By WALTER ALBRITTON
In the beginning my preaching was so poor that some people were going to sleep before I got halfway to the benediction. Lacking confidence, I was using a manuscript and reading my sermons. With characteristic candor, my dear wife finally said, “Why don’t you just mimeograph your sermons and hand everyone a copy after the offering? The people would appreciate getting out early every Sunday.”
I knew she didn’t mean for me to do that so I struggled to get rid of my manuscript. Several Sundays later I had whittled the paperwork down to five note cards. But Dean would say, “You looked at your notes too much.” And when, with mighty effort, I got down to one note card, she was still not satisfied.
Finally, one Sunday I yielded to her relentless pressure and walked into the pulpit with nothing but my Bible in my hands. And I was utterly amazed to discover that I could preach without notes. It was one of the most liberating experiences of my life as a young pastor. Its greatest benefit was allowing me to maintain eye contact with people while proclaiming the good news of Jesus.
However, a few folks, mainly old men, were still going to sleep during my sermons. Amos Brewton in Pensacola trusted me so much that he was asleep before I finished reading my scripture. One memorial moment occurred on a hot summer Sunday night before churches were air-conditioned.
The sanctuary doors and windows were open so Snoozey, our little Dachshund, being outside, could hear me preaching. Our parsonage was next door. Snoozey decided to investigate and soon began walking down the middle aisle of the church, coming straight toward me. I stopped preaching and in a loud voice shouted, “Snoozey, go home!”
Not realizing I was speaking to my dog, Tom English elbowed Amos and said loud enough to be heard, “Amos, the preacher is talking to you! Wake up!” Startled, Amos woke up and said loudly, “You got to be kidding!”
When the congregation began laughing, and finally saw Snoozey trotting up to the pulpit instead of going home, I knew it was time to tie the caboose onto my sermon so we could all go home in a good mood.
After that I decided to begin shouting and singing in my sermons now and then — and the old men stayed awake — most of the time. I am not sure how to justify singing in a sermon but shouting is quite biblical. I began by shouting “Hallelujah!” after a major point in my sermon. After all, Handel’s Messiah has made “hallelujah” one of the most beloved words in every language.
Then I worked diligently to condense each sermon to a few words — a phrase I could shout several times, often enough that everyone would leave church with that phrase stored in their minds. One example is the phrase, “Let God Use It!” — which summed up a sermon on our need to let God use our afflictions to strengthen our faith.
All of this culminated in a decision to inject the one word, “Glory,” into my preaching, writing and conversation.
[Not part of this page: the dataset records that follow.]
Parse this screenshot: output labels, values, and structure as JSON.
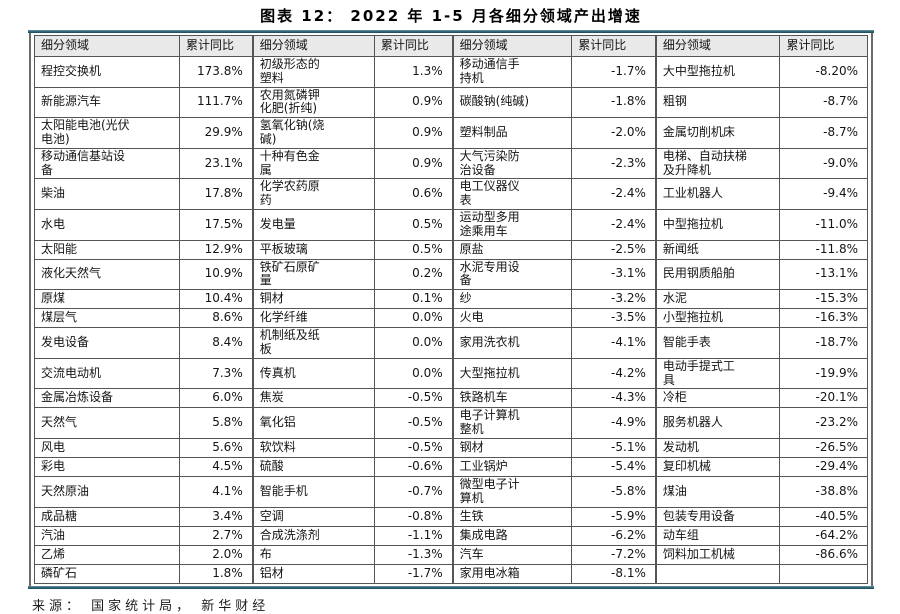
{
  "title": "图表 12：  2022 年 1-5 月各细分领域产出增速",
  "source": "来源： 国家统计局， 新华财经",
  "table": {
    "header": {
      "sector": "细分领域",
      "yoy": "累计同比"
    },
    "rows": [
      [
        {
          "name": "程控交换机",
          "value": "173.8%"
        },
        {
          "name": "初级形态的\n塑料",
          "value": "1.3%"
        },
        {
          "name": "移动通信手\n持机",
          "value": "-1.7%"
        },
        {
          "name": "大中型拖拉机",
          "value": "-8.20%"
        }
      ],
      [
        {
          "name": "新能源汽车",
          "value": "111.7%"
        },
        {
          "name": "农用氮磷钾\n化肥(折纯)",
          "value": "0.9%"
        },
        {
          "name": "碳酸钠(纯碱)",
          "value": "-1.8%"
        },
        {
          "name": "粗钢",
          "value": "-8.7%"
        }
      ],
      [
        {
          "name": "太阳能电池(光伏\n电池)",
          "value": "29.9%"
        },
        {
          "name": "氢氧化钠(烧\n碱)",
          "value": "0.9%"
        },
        {
          "name": "塑料制品",
          "value": "-2.0%"
        },
        {
          "name": "金属切削机床",
          "value": "-8.7%"
        }
      ],
      [
        {
          "name": "移动通信基站设\n备",
          "value": "23.1%"
        },
        {
          "name": "十种有色金\n属",
          "value": "0.9%"
        },
        {
          "name": "大气污染防\n治设备",
          "value": "-2.3%"
        },
        {
          "name": "电梯、自动扶梯\n及升降机",
          "value": "-9.0%"
        }
      ],
      [
        {
          "name": "柴油",
          "value": "17.8%"
        },
        {
          "name": "化学农药原\n药",
          "value": "0.6%"
        },
        {
          "name": "电工仪器仪\n表",
          "value": "-2.4%"
        },
        {
          "name": "工业机器人",
          "value": "-9.4%"
        }
      ],
      [
        {
          "name": "水电",
          "value": "17.5%"
        },
        {
          "name": "发电量",
          "value": "0.5%"
        },
        {
          "name": "运动型多用\n途乘用车",
          "value": "-2.4%"
        },
        {
          "name": "中型拖拉机",
          "value": "-11.0%"
        }
      ],
      [
        {
          "name": "太阳能",
          "value": "12.9%"
        },
        {
          "name": "平板玻璃",
          "value": "0.5%"
        },
        {
          "name": "原盐",
          "value": "-2.5%"
        },
        {
          "name": "新闻纸",
          "value": "-11.8%"
        }
      ],
      [
        {
          "name": "液化天然气",
          "value": "10.9%"
        },
        {
          "name": "铁矿石原矿\n量",
          "value": "0.2%"
        },
        {
          "name": "水泥专用设\n备",
          "value": "-3.1%"
        },
        {
          "name": "民用钢质船舶",
          "value": "-13.1%"
        }
      ],
      [
        {
          "name": "原煤",
          "value": "10.4%"
        },
        {
          "name": "铜材",
          "value": "0.1%"
        },
        {
          "name": "纱",
          "value": "-3.2%"
        },
        {
          "name": "水泥",
          "value": "-15.3%"
        }
      ],
      [
        {
          "name": "煤层气",
          "value": "8.6%"
        },
        {
          "name": "化学纤维",
          "value": "0.0%"
        },
        {
          "name": "火电",
          "value": "-3.5%"
        },
        {
          "name": "小型拖拉机",
          "value": "-16.3%"
        }
      ],
      [
        {
          "name": "发电设备",
          "value": "8.4%"
        },
        {
          "name": "机制纸及纸\n板",
          "value": "0.0%"
        },
        {
          "name": "家用洗衣机",
          "value": "-4.1%"
        },
        {
          "name": "智能手表",
          "value": "-18.7%"
        }
      ],
      [
        {
          "name": "交流电动机",
          "value": "7.3%"
        },
        {
          "name": "传真机",
          "value": "0.0%"
        },
        {
          "name": "大型拖拉机",
          "value": "-4.2%"
        },
        {
          "name": "电动手提式工\n具",
          "value": "-19.9%"
        }
      ],
      [
        {
          "name": "金属冶炼设备",
          "value": "6.0%"
        },
        {
          "name": "焦炭",
          "value": "-0.5%"
        },
        {
          "name": "铁路机车",
          "value": "-4.3%"
        },
        {
          "name": "冷柜",
          "value": "-20.1%"
        }
      ],
      [
        {
          "name": "天然气",
          "value": "5.8%"
        },
        {
          "name": "氧化铝",
          "value": "-0.5%"
        },
        {
          "name": "电子计算机\n整机",
          "value": "-4.9%"
        },
        {
          "name": "服务机器人",
          "value": "-23.2%"
        }
      ],
      [
        {
          "name": "风电",
          "value": "5.6%"
        },
        {
          "name": "软饮料",
          "value": "-0.5%"
        },
        {
          "name": "钢材",
          "value": "-5.1%"
        },
        {
          "name": "发动机",
          "value": "-26.5%"
        }
      ],
      [
        {
          "name": "彩电",
          "value": "4.5%"
        },
        {
          "name": "硫酸",
          "value": "-0.6%"
        },
        {
          "name": "工业锅炉",
          "value": "-5.4%"
        },
        {
          "name": "复印机械",
          "value": "-29.4%"
        }
      ],
      [
        {
          "name": "天然原油",
          "value": "4.1%"
        },
        {
          "name": "智能手机",
          "value": "-0.7%"
        },
        {
          "name": "微型电子计\n算机",
          "value": "-5.8%"
        },
        {
          "name": "煤油",
          "value": "-38.8%"
        }
      ],
      [
        {
          "name": "成品糖",
          "value": "3.4%"
        },
        {
          "name": "空调",
          "value": "-0.8%"
        },
        {
          "name": "生铁",
          "value": "-5.9%"
        },
        {
          "name": "包装专用设备",
          "value": "-40.5%"
        }
      ],
      [
        {
          "name": "汽油",
          "value": "2.7%"
        },
        {
          "name": "合成洗涤剂",
          "value": "-1.1%"
        },
        {
          "name": "集成电路",
          "value": "-6.2%"
        },
        {
          "name": "动车组",
          "value": "-64.2%"
        }
      ],
      [
        {
          "name": "乙烯",
          "value": "2.0%"
        },
        {
          "name": "布",
          "value": "-1.3%"
        },
        {
          "name": "汽车",
          "value": "-7.2%"
        },
        {
          "name": "饲料加工机械",
          "value": "-86.6%"
        }
      ],
      [
        {
          "name": "磷矿石",
          "value": "1.8%"
        },
        {
          "name": "铝材",
          "value": "-1.7%"
        },
        {
          "name": "家用电冰箱",
          "value": "-8.1%"
        },
        {
          "name": "",
          "value": ""
        }
      ]
    ]
  },
  "colors": {
    "rule_teal": "#2c6373",
    "border_gray": "#555555",
    "header_bg": "#e9e9e9"
  }
}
The word “glory” covers a wide range of meanings. I use it like a trumpet call to remind us all to celebrate the glory of God especially as revealed in Jesus Christ, who is truly the glory of God. While the heavens, and all creation, unveil the glory of God, His glory was supremely revealed in the face of Jesus. For me the words “glory” and “Jesus” are synonymous, so to shout “Glory!” is to shout “Jesus!”
While the madness, evil and suffering of the world invites us to sink into despair, God invites us to rejoice and dance in His glory. So when I shout “Glory” I am saying “Yes” to God’s gracious invitation made indelibly clear in the life, death and resurrection of Jesus.